= Carl Graff-Wang =

Norwegian handball player (1943–2007)

Carl Georg Graff-Wang (18 April 1943 – 18 December 2007) was a Norwegian handball player and businessperson.

He was born in Oslo as a son of Solveig and Georg Fritz Kornelius Graff-Wang. His father was a lawyer, but after finishing his secondary education, Carl Graff-Wang graduated from the Norwegian School of Economics in 1967.

Playing club handball for SK Arild, he was capped 83 times for the Norway men's national handball team. In 1972 he was part of the Norwegian team which finished ninth in the Olympic tournament. At the 1972 Olympics, he played four matches and scored five goals.

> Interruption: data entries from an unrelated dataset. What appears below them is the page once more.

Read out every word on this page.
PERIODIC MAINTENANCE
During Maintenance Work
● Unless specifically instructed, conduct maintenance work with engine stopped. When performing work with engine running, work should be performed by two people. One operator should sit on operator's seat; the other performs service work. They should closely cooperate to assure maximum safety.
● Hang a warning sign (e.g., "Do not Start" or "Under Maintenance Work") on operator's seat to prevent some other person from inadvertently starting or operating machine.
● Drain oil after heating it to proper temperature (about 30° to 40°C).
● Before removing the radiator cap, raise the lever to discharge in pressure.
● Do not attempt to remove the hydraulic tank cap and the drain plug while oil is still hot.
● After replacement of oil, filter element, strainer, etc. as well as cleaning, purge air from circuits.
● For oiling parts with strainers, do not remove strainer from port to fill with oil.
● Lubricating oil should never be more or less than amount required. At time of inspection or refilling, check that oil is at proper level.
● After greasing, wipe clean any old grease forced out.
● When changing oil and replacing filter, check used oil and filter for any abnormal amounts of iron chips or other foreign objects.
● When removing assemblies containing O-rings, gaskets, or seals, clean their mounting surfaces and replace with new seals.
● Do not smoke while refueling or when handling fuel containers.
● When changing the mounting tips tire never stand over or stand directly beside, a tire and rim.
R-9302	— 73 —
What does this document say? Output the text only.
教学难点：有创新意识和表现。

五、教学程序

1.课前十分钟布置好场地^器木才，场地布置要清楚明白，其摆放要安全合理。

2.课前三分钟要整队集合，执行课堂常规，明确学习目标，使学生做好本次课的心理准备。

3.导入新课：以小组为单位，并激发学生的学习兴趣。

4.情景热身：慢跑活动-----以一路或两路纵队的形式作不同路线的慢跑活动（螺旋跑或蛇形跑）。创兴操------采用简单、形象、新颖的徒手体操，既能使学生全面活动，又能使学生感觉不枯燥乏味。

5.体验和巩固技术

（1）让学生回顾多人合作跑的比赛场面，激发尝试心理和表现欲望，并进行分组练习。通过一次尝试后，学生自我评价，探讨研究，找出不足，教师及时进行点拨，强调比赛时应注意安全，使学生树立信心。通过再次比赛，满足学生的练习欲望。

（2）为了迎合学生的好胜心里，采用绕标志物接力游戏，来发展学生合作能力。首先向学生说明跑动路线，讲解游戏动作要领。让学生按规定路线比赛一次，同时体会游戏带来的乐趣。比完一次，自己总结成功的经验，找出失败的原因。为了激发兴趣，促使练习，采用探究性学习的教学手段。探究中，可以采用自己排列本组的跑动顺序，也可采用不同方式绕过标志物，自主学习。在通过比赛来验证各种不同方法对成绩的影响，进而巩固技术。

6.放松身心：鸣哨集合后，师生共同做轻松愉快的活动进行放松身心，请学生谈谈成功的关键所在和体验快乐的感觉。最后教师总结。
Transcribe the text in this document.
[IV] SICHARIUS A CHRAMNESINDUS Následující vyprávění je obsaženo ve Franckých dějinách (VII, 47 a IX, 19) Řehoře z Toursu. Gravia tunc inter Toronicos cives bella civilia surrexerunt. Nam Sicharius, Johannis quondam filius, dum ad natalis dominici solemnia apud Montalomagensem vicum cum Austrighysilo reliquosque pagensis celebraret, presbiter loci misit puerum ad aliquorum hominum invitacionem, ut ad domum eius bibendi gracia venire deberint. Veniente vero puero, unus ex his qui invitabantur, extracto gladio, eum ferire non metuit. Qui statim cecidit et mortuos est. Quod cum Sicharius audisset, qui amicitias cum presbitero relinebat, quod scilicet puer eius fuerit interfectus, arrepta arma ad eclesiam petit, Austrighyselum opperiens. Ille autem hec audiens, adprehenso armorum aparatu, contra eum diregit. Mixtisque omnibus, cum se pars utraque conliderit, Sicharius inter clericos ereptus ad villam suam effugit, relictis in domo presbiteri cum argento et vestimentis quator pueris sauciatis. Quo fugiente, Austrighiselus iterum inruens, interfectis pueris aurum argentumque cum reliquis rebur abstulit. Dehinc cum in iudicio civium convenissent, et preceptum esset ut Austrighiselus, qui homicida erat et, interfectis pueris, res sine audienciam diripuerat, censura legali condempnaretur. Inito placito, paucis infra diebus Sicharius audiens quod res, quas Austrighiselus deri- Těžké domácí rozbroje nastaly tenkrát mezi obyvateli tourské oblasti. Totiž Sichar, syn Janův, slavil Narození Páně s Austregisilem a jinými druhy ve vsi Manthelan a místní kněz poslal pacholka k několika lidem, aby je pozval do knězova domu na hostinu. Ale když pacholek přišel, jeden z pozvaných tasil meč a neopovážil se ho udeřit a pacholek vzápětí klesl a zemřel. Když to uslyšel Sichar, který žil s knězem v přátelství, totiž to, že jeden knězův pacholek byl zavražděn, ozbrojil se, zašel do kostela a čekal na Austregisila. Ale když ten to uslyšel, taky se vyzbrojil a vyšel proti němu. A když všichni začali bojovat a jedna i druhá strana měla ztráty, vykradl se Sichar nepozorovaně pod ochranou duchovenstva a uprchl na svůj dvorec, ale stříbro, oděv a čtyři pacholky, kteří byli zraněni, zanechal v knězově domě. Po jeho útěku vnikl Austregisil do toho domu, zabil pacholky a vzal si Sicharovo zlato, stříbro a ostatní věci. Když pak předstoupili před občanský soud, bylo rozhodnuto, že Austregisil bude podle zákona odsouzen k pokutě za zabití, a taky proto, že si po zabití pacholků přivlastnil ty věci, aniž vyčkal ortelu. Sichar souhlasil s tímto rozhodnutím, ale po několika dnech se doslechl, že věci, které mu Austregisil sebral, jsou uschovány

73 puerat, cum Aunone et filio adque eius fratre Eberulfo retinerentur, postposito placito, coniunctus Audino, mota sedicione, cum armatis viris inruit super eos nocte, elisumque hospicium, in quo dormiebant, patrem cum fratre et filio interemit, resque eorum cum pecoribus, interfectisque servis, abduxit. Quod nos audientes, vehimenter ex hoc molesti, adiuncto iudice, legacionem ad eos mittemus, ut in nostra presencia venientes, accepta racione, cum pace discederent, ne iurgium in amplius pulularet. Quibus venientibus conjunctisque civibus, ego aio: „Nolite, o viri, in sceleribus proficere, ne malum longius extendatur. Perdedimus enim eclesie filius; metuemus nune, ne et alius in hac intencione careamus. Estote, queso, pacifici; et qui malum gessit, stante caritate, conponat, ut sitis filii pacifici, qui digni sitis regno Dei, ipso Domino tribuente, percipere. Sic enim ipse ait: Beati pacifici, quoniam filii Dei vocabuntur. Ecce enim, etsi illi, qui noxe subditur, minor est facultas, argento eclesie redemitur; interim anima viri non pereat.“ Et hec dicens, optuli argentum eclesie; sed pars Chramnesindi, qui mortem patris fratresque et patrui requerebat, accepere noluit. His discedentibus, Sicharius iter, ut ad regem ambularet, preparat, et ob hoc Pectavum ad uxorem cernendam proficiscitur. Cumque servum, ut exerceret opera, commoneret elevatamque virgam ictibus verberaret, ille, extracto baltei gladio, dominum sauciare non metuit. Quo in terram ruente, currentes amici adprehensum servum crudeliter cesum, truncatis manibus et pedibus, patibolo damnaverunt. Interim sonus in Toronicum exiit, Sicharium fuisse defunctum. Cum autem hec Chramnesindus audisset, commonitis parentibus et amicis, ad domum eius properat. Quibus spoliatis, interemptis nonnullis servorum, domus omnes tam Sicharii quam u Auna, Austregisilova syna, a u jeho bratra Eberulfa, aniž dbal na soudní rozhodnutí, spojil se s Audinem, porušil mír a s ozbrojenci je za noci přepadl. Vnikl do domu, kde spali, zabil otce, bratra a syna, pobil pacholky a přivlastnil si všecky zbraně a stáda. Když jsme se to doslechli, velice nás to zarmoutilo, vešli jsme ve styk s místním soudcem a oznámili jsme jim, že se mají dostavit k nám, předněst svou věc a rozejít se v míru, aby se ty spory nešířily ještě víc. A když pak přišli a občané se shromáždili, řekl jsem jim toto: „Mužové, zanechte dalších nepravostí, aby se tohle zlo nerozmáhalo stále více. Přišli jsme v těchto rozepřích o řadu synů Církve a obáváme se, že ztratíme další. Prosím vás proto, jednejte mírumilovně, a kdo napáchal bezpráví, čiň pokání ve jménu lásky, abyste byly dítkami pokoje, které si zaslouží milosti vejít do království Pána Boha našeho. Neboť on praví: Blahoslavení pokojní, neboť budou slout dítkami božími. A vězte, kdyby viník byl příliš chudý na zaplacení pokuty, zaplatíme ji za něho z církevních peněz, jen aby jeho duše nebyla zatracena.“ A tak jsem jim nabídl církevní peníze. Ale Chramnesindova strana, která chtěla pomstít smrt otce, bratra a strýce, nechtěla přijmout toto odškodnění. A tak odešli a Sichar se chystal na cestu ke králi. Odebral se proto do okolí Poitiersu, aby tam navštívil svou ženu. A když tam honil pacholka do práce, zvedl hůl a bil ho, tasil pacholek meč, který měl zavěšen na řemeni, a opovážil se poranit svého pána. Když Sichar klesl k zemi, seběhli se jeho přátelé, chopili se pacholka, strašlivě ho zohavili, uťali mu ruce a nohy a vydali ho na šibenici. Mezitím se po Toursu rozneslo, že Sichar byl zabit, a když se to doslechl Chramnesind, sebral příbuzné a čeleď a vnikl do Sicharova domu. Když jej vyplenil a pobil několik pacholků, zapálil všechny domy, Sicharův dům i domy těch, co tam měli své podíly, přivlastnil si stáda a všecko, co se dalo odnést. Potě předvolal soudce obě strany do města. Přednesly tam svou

Graff-Wang was hired as chief financial officer in Ford Motor Norge in 1969, but quickly moved to Norsk Scania Vabis in 1970, where he then served as the chief executive officer from 1976 to 1991. From 1987 to 1992 he was also the chief executive officer of NSV Invest. After that he professionalized in sitting on boards of directors. He was a board member of Jonas Øglænd AS and Varner Øglænd, Dressmann, Cubus, NSV Invest, Ambra, Moelven Industrier and Ekornes and OBOS as well as various companies in insurance and shipping. He chaired the board of Staff Gruppen and was a supervisory council member in Storebrand.

In his original field of work, the automotive industry, he was also a board member of the Norwegian Automobile Importers' Association in 1978–80, 1983–86 (deputy chairman) and 1989–91. He remained active as a hobby sports practitioner, with cross-country skiing, marathon running, cycling and tennis. He died in December 2007, aged 64.